The Cosmic Microwave Background (CMB) resulted from the Big Bang. It is the thermal radiation leftovers from such an incomprehensibly massive event. In other words, it is the side effect of the universe changing from a plasma into a gas. This radiation fills the universe and can be detected everywhere we look with the right tools. Scientists liken the CMB to seeing sunlight filtering through an overcast sky.
Arno Penzias and Robert Wilson discovered the CMB in 1963. While analyzing faint microwave signals from the Milky Way, they picked up noises which they originally thought were due to interference from pigeon droppings on their equipment. This noise, of course, actually turned out to be the radiation from the CMB.
The reason the CMB is so important is because it proved the Big Bang theory for the creation of the universe. Up until that point, there were two competing theories: the Big Bang and the Static State theory. The latter insinuated that the universe has existed forever and has maintained the same density throughout. The Big Bang, on the other hand, not only started the universe with a singular spectacular event, but also implies that as the universe continues to expand, it also becomes less dense.

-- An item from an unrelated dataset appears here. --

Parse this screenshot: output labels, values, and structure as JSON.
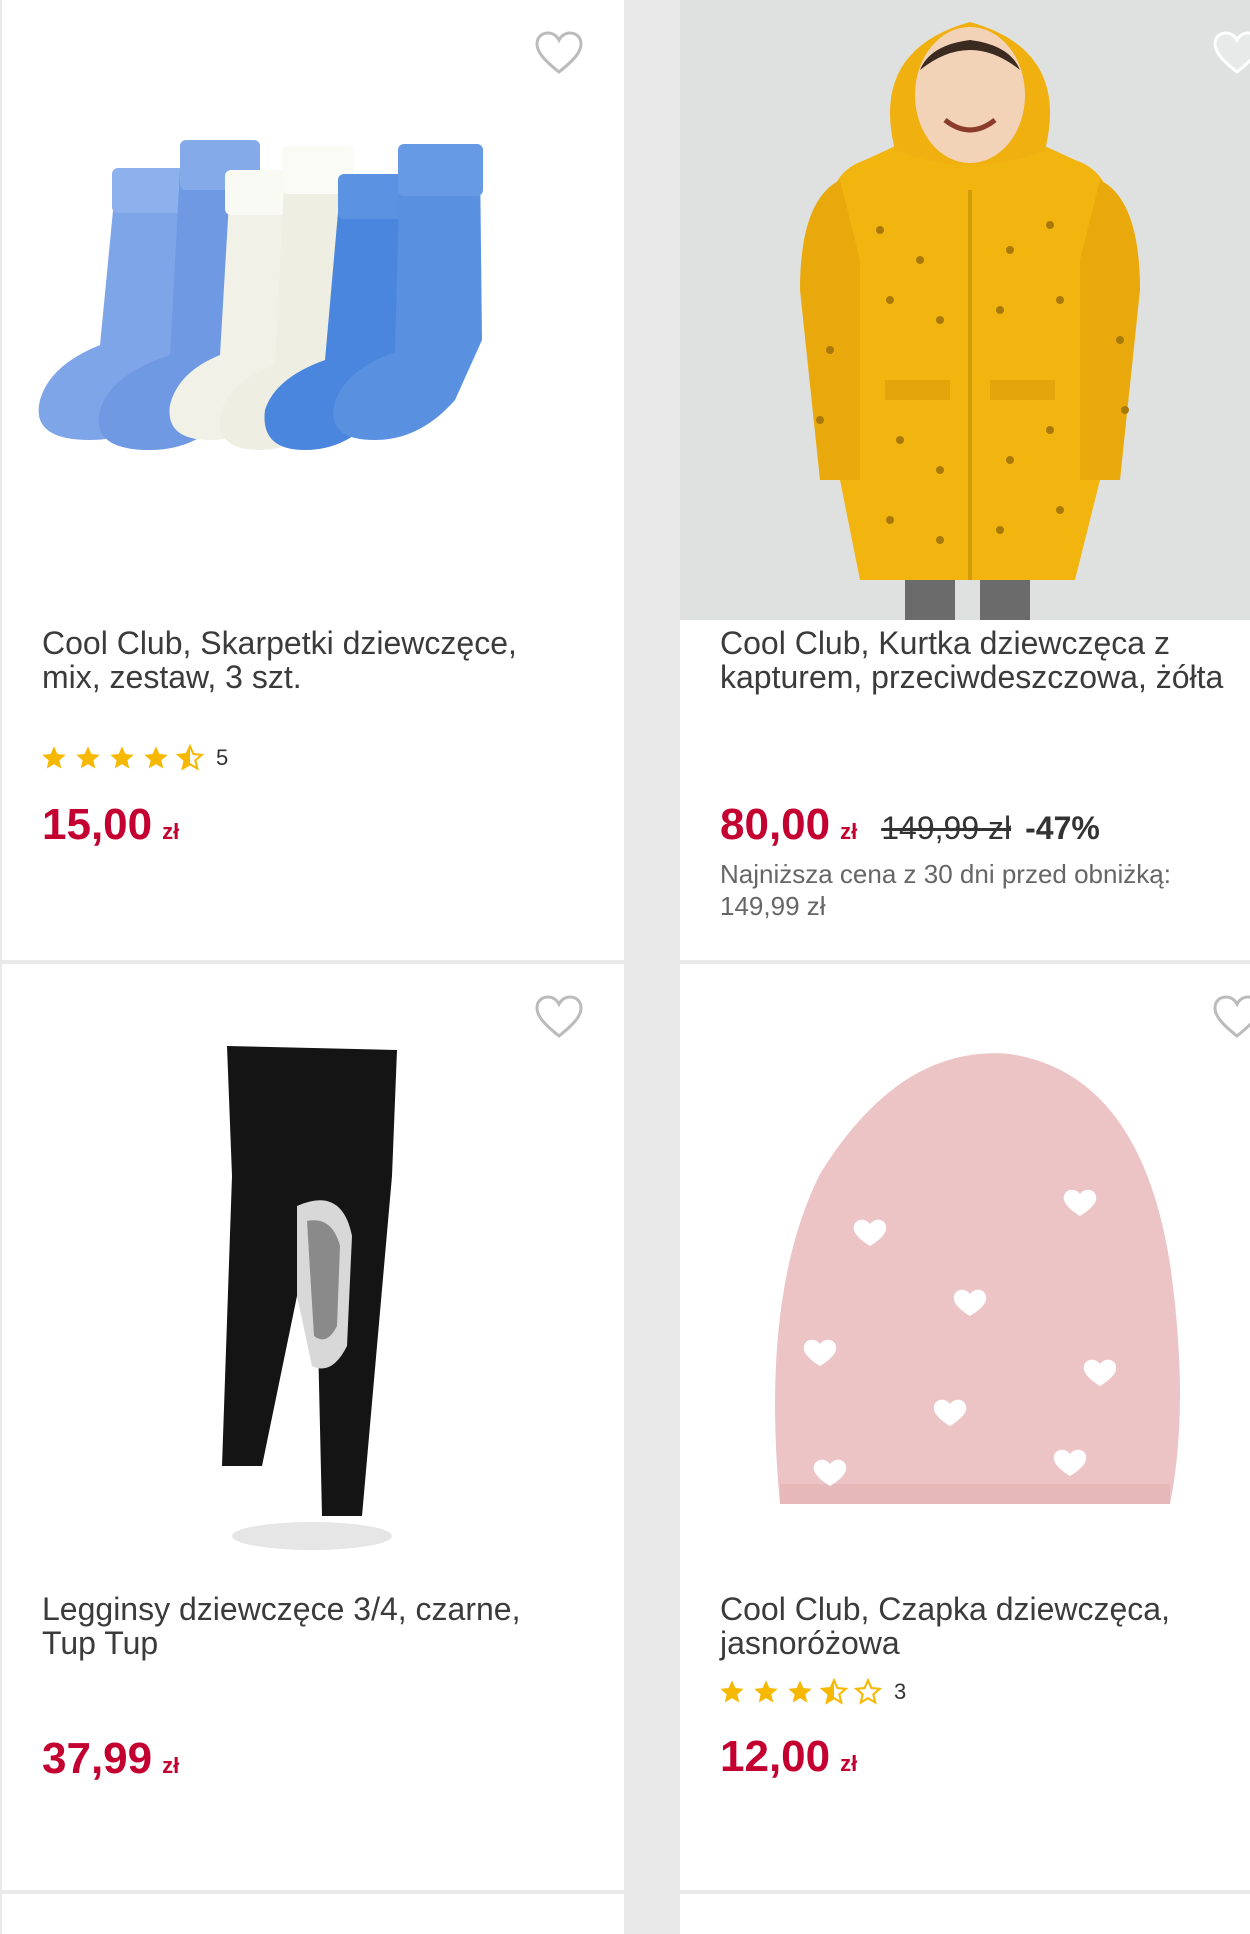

No light in the universe is older than the CMB. When anyone—astronomer, physicist, or even regular Joe—looks into the sky, they are also looking into time, or the past, to be specific. It takes light a long time to travel across the vast universe—millions of years in some cases, so the stars and light we see in the night sky are objects that existed in the past. Such is the case when physicists study the CMB; they are looking into the past, to the very origins of our universe.